You’re not safe from the turkey drop if you’re out of college, either, according to relationship and sex advice guru Dan Savage. “For grown-ups,” he says, “it’s the anticipation of being stuck for three or four more months.
“You’re a cad if you break up around Christmas. And then there’s New Year’s — and you can’t dump somebody right around New Year’s. After that, if you don’t jump on it, is Valentine’s Day,” Savage says. “God forbid if their birthday should fall somewhere between November and February — then you’re really stuck.
“Thanksgiving is really when you have to pull the trigger if you’re not willing to tough it out through February.”

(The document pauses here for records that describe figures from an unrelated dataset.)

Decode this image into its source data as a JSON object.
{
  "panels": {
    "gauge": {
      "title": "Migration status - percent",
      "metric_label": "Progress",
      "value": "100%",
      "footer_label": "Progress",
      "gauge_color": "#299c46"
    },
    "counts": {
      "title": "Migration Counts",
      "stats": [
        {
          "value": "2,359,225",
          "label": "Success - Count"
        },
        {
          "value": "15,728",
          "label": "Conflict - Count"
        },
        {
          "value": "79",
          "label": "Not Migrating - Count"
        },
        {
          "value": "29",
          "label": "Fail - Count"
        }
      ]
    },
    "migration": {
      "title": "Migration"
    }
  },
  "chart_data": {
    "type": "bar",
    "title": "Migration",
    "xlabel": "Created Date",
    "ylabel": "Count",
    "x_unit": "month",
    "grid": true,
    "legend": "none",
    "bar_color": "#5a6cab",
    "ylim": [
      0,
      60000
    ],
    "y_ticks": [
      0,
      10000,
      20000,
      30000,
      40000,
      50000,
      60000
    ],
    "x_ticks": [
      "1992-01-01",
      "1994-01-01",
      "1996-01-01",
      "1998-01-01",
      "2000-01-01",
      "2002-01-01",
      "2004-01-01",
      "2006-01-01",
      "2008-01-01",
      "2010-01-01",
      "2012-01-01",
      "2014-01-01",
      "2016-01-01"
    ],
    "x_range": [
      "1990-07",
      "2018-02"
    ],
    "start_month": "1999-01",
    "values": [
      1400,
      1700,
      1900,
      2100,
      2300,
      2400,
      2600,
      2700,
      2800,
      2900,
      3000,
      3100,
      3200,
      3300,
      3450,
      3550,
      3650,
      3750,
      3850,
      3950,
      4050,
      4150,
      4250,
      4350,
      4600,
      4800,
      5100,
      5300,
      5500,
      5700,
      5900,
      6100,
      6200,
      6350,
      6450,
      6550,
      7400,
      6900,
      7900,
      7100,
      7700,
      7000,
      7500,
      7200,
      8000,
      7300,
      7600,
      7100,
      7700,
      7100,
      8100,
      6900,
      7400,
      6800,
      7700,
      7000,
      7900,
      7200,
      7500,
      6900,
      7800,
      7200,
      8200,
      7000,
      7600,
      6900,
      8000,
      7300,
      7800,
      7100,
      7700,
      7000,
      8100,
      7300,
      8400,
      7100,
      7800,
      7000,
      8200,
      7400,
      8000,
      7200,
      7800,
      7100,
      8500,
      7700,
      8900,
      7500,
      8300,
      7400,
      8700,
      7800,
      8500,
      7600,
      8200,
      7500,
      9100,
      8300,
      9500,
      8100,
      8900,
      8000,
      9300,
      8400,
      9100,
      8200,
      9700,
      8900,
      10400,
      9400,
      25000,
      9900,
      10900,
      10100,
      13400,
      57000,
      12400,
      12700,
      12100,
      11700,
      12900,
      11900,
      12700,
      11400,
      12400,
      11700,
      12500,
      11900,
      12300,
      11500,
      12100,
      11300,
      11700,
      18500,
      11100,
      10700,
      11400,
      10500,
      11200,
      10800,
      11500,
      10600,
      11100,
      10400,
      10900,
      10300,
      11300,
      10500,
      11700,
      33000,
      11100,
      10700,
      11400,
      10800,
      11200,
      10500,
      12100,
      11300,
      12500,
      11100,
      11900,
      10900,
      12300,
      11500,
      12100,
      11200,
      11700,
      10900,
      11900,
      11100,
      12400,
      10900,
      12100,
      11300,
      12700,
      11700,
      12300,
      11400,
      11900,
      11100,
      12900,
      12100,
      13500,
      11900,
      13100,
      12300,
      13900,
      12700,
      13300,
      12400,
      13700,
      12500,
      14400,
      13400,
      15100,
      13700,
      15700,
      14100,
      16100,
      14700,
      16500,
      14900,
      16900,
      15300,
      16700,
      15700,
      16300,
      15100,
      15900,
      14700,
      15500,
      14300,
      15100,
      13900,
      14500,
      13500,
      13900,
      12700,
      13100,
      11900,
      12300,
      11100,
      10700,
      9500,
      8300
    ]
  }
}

Yikes. Another reason people are more likely to split during autumn or winter is that you’re no longer able to dilute the strength of the person you’d rather be dumping during warmer months, when you could at least get outside more and the fuck away from them. Plus, lower libido. Without that, all you’ve got is your actual relationship. Yikes, indeed.

Verdict

I’ve had breakups during the summer months and the winter months, because for me, when the shit hits the fan, fuck waiting for when everyone else is doing it. But if you think you’re about to get ditched, you can always follow this handy guide and avoid the shit out of the person until you’ve weathered the storm. (If that doesn’t work, take heart: If Clover was right and everyone really is laying the groundwork to dump you this month, then January is the best month for being single. Maybe. Maybe just single and miserable. In which case, consider a fifth season: The Season for Self-Loathing.)

I suggest putting your prowling, restless energy back into your relationship, where you should really figure out if it’s salvageable. After all, if you act too rashly, you’re just going to be in another relationship this time next year you also can’t wait to end. Happy Holidays!